How can you evaluate a system with highly processed music?


Each to their own.

But can you really evaluate a system by listening to highly processed, electric/electronic music? How do you know what that sounds like?

I like to listen to voices and acoustic music that is little processed. 

Instruments like piano, violin, etc. 

And the human voice. And the joy of hearing back up singers clearly, etc.

Even if full instrumentation backing a natural sounding voice.

(eg.: singer/songwriters like Lyle Lovett or Leonard Cohen)

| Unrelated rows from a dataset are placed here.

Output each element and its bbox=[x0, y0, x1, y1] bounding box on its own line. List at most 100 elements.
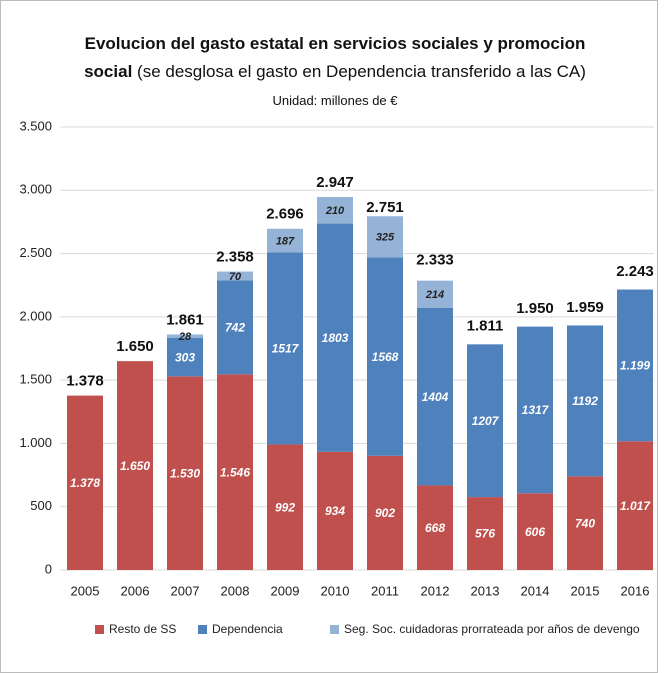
data-label: 902 bbox=[375, 506, 395, 520]
total-label: 2.751 bbox=[366, 199, 404, 216]
data-label: 1.650 bbox=[120, 459, 150, 473]
bar-segment bbox=[617, 289, 653, 442]
bar-segment bbox=[617, 441, 653, 570]
y-tick-label: 3.500 bbox=[19, 118, 52, 133]
legend-label: Dependencia bbox=[212, 622, 283, 636]
data-label: 934 bbox=[325, 504, 345, 518]
bar-segment bbox=[267, 228, 303, 253]
x-tick-label: 2006 bbox=[121, 583, 150, 598]
data-label: 740 bbox=[575, 516, 595, 530]
data-label: 1317 bbox=[522, 403, 550, 417]
x-tick-label: 2014 bbox=[521, 583, 550, 598]
data-label: 70 bbox=[229, 271, 242, 283]
x-tick-label: 2008 bbox=[221, 583, 250, 598]
chart-title: Evolucion del gasto estatal en servicios… bbox=[84, 34, 586, 81]
bar-segment bbox=[167, 334, 203, 338]
data-label: 325 bbox=[376, 232, 395, 244]
total-label: 2.243 bbox=[616, 263, 654, 280]
data-label: 606 bbox=[525, 525, 545, 539]
bar-segment bbox=[567, 325, 603, 477]
data-label: 742 bbox=[225, 321, 245, 335]
data-label: 1.017 bbox=[620, 499, 651, 513]
bar-segment bbox=[517, 326, 553, 494]
x-tick-label: 2010 bbox=[321, 583, 350, 598]
bar-segment bbox=[417, 307, 453, 486]
data-label: 28 bbox=[178, 331, 192, 343]
chart-subtitle: (se desglosa el gasto en Dependencia tra… bbox=[137, 62, 586, 81]
total-label: 1.650 bbox=[116, 338, 154, 355]
data-label: 1.199 bbox=[620, 359, 650, 373]
data-label: 668 bbox=[425, 521, 445, 535]
total-label: 1.861 bbox=[166, 311, 204, 328]
x-tick-label: 2013 bbox=[471, 583, 500, 598]
data-label: 1207 bbox=[472, 414, 500, 428]
x-tick-label: 2005 bbox=[71, 583, 100, 598]
bar-segment bbox=[317, 196, 353, 224]
bar-segment bbox=[267, 444, 303, 570]
data-label: 214 bbox=[425, 289, 444, 301]
total-label: 2.947 bbox=[316, 174, 354, 191]
bar-segment bbox=[217, 280, 253, 375]
bar-segment bbox=[367, 216, 403, 258]
total-label: 2.358 bbox=[216, 249, 254, 266]
y-tick-label: 3.000 bbox=[19, 182, 52, 197]
data-label: 187 bbox=[276, 236, 295, 248]
y-tick-label: 2.500 bbox=[19, 245, 52, 260]
bar-segment bbox=[367, 257, 403, 456]
legend-swatch bbox=[330, 625, 339, 634]
data-label: 1404 bbox=[422, 390, 449, 404]
total-label: 1.950 bbox=[516, 300, 554, 317]
x-tick-label: 2009 bbox=[271, 583, 300, 598]
x-tick-label: 2012 bbox=[421, 583, 450, 598]
bar-segment bbox=[467, 497, 503, 570]
data-label: 992 bbox=[275, 500, 295, 514]
x-tick-label: 2007 bbox=[171, 583, 200, 598]
x-tick-label: 2015 bbox=[571, 583, 600, 598]
y-tick-label: 0 bbox=[45, 561, 52, 576]
data-label: 1.546 bbox=[220, 465, 250, 479]
bar-segment bbox=[567, 476, 603, 570]
data-label: 1192 bbox=[572, 394, 598, 408]
x-tick-label: 2016 bbox=[621, 583, 650, 598]
total-label: 1.959 bbox=[566, 299, 604, 316]
y-tick-label: 1.000 bbox=[19, 435, 52, 450]
bar-segment bbox=[417, 280, 453, 308]
y-tick-label: 1.500 bbox=[19, 372, 52, 387]
legend-label: Resto de SS bbox=[109, 622, 176, 636]
legend-label: Seg. Soc. cuidadoras prorrateada por año… bbox=[344, 622, 640, 636]
bar-segment bbox=[267, 252, 303, 445]
bar-segment bbox=[217, 271, 253, 281]
bar-segment bbox=[167, 376, 203, 570]
data-label: 1568 bbox=[372, 350, 399, 364]
bar-segment bbox=[317, 223, 353, 452]
data-label: 210 bbox=[325, 205, 345, 217]
x-tick-label: 2011 bbox=[371, 583, 399, 598]
bar-segment bbox=[467, 344, 503, 498]
legend-swatch bbox=[198, 625, 207, 634]
total-label: 1.378 bbox=[66, 373, 104, 390]
bar-segment bbox=[517, 493, 553, 570]
bar-segment bbox=[317, 451, 353, 570]
total-label: 1.811 bbox=[467, 318, 504, 335]
bar-segment bbox=[167, 337, 203, 377]
title-block: Evolucion del gasto estatal en servicios… bbox=[60, 30, 610, 115]
total-label: 2.333 bbox=[416, 252, 454, 269]
bar-segment bbox=[217, 374, 253, 570]
bar-segment bbox=[417, 485, 453, 570]
y-tick-label: 500 bbox=[30, 498, 52, 513]
data-label: 303 bbox=[175, 350, 195, 364]
y-tick-label: 2.000 bbox=[19, 308, 52, 323]
bar-segment bbox=[367, 455, 403, 570]
data-label: 1.378 bbox=[70, 476, 100, 490]
bar-segment bbox=[67, 395, 103, 570]
legend-swatch bbox=[95, 625, 104, 634]
data-label: 1.530 bbox=[170, 466, 200, 480]
unit-label: Unidad: millones de € bbox=[272, 93, 398, 108]
total-label: 2.696 bbox=[266, 206, 304, 223]
data-label: 1803 bbox=[322, 331, 349, 345]
bar-segment bbox=[117, 361, 153, 570]
data-label: 1517 bbox=[272, 342, 300, 356]
data-label: 576 bbox=[475, 527, 495, 541]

There is a standard and a point of reference that can be gauged.

 

mglik

Showing 4 responses by bdp24

@onhwy61: What you say is true of contemporary Classical recordings, but not of recordings made in the 1950’s and 60’s; all of those were recorded on a 2-track or 3-track machine (that’s all there was back then). Lots of recordings made in England and Europe were done so with minimal miking, including those made with the famous Decca tree, using only a pair of mics.

In the 70's, 80’s, and 90’s there were a number of small audiophile labels (including Wilson) making Classical recordings using only two or three mics, recorded onto a 2-track machine. I have a bunch of them, and they’re not that rare, hard to find, or expensive.

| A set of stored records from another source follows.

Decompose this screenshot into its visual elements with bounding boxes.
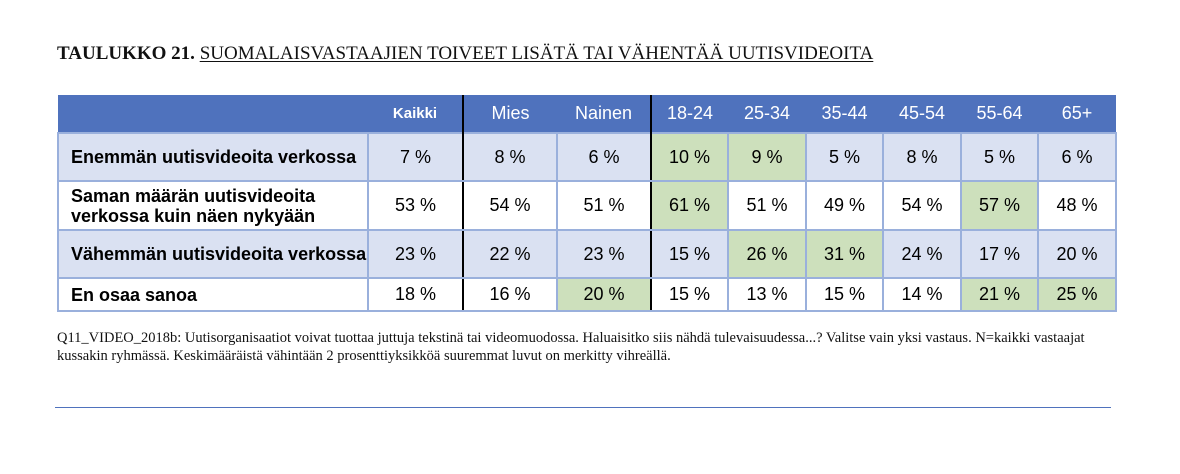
- column-header: 25-34: [728, 95, 806, 133]
- table-cell: 53 %: [367, 180, 464, 231]
- column-header: 45-54: [883, 95, 961, 133]
- row-label: Vähemmän uutisvideoita verkossa: [57, 229, 369, 279]
- table-cell: 51 %: [727, 180, 807, 231]
- table-cell: 48 %: [1037, 180, 1117, 231]
- table-cell: 16 %: [462, 277, 558, 312]
- table-number: TAULUKKO 21.: [57, 43, 195, 64]
- table-row: Saman määrän uutisvideoita verkossa kuin…: [57, 180, 1117, 231]
- table-cell: 14 %: [882, 277, 962, 312]
- row-label: En osaa sanoa: [57, 277, 369, 312]
- header-empty: [58, 95, 368, 133]
- table-cell: 17 %: [960, 229, 1039, 279]
- table-cell: 25 %: [1037, 277, 1117, 312]
- table-cell: 15 %: [650, 229, 729, 279]
- table-cell: 8 %: [462, 132, 558, 182]
- row-label: Enemmän uutisvideoita verkossa: [57, 132, 369, 182]
- table-cell: 5 %: [960, 132, 1039, 182]
- table-cell: 23 %: [367, 229, 464, 279]
- column-header: 35-44: [806, 95, 883, 133]
- table-cell: 5 %: [805, 132, 884, 182]
- table-footnote: Q11_VIDEO_2018b: Uutisorganisaatiot voiv…: [57, 330, 1085, 364]
- table-cell: 49 %: [805, 180, 884, 231]
- table-cell: 20 %: [1037, 229, 1117, 279]
- column-header: 18-24: [651, 95, 728, 133]
- table-cell: 6 %: [556, 132, 652, 182]
- table-cell: 61 %: [650, 180, 729, 231]
- header-row: Kaikki Mies Nainen 18-24 25-34 35-44 45-54 55-6…: [58, 95, 1116, 133]
- table-cell: 51 %: [556, 180, 652, 231]
- table-title-text: SUOMALAISVASTAAJIEN TOIVEET LISÄTÄ TAI V…: [199, 43, 874, 64]
- table-cell: 57 %: [960, 180, 1039, 231]
- table-cell: 20 %: [556, 277, 652, 312]
- table-cell: 15 %: [805, 277, 884, 312]
- table-cell: 9 %: [727, 132, 807, 182]
- table-cell: 22 %: [462, 229, 558, 279]
- table-cell: 6 %: [1037, 132, 1117, 182]
- table-cell: 54 %: [882, 180, 962, 231]
- table-cell: 54 %: [462, 180, 558, 231]
- column-header: 65+: [1038, 95, 1116, 133]
- results-table: Kaikki Mies Nainen 18-24 25-34 35-44 45-54 55-6…: [57, 95, 1117, 312]
- table-cell: 23 %: [556, 229, 652, 279]
- table-cell: 15 %: [650, 277, 729, 312]
- table-row: Vähemmän uutisvideoita verkossa 23 % 22 % 2…: [57, 229, 1117, 279]
- table-cell: 10 %: [650, 132, 729, 182]
- table-cell: 8 %: [882, 132, 962, 182]
- column-header: 55-64: [961, 95, 1038, 133]
- table-cell: 24 %: [882, 229, 962, 279]
- table-cell: 7 %: [367, 132, 464, 182]
- divider-line: [55, 407, 1111, 408]
- column-header: Nainen: [557, 95, 652, 133]
- column-header: Mies: [463, 95, 557, 133]
- table-cell: 21 %: [960, 277, 1039, 312]
- table-cell: 18 %: [367, 277, 464, 312]
- column-header: Kaikki: [368, 95, 464, 133]
- table-row: En osaa sanoa 18 % 16 % 20 % 15 % 13 % 15 % 14 …: [57, 277, 1117, 312]
- table-cell: 31 %: [805, 229, 884, 279]
- table-cell: 13 %: [727, 277, 807, 312]
- table-cell: 26 %: [727, 229, 807, 279]
- row-label: Saman määrän uutisvideoita verkossa kuin…: [57, 180, 369, 231]
- table-title: TAULUKKO 21. SUOMALAISVASTAAJIEN TOIVEET…: [57, 43, 873, 65]
- table-row: Enemmän uutisvideoita verkossa 7 % 8 % 6 % 1…: [57, 132, 1117, 182]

@quattro: I have a bunch of Peter’s recordings, made for Levinson, Audiofon, and Harmonia Mundi. Excellent sound and music.

John Atkinson made the point to Gordon Holt that the sound made by an electric guitar plugged into an amplifier was just as much an acoustic signal as is an acoustic instrument, and he was correct. But recorded sounds produced purely electronically is a different matter: that sound never traveled though air, from an instrument (whether acoustic or amplified) to the recording microphone. There are plenty of recordings in which the electric bass, electric guitar, and/or keyboard instrument/s was/were plugged into the recording console, not into an amplifier and then recorded with a mic.

I’ve watched and listened as a recording engineer played with the dial on a studio’s parametric equalizer (far different from a graphic equalizer), drastically changing the sound of the recording. For evaluating the timbral neutrality of loudspeakers, make and use your own recordings! Listening purely for pleasure is a different activity. "Turn off your mind, relax, and float downstream" as someone once sang. ;-)

J.Gordon Holt insisted you couldn’t. Spending a day in a recording studio can be an illuminating learning experience. ;-)

Consumer suggestion: record some live music (or even people speaking) yourself with a pair of high quality mics plugged into a good reel-to-reel recorder, and use that recording as demo material.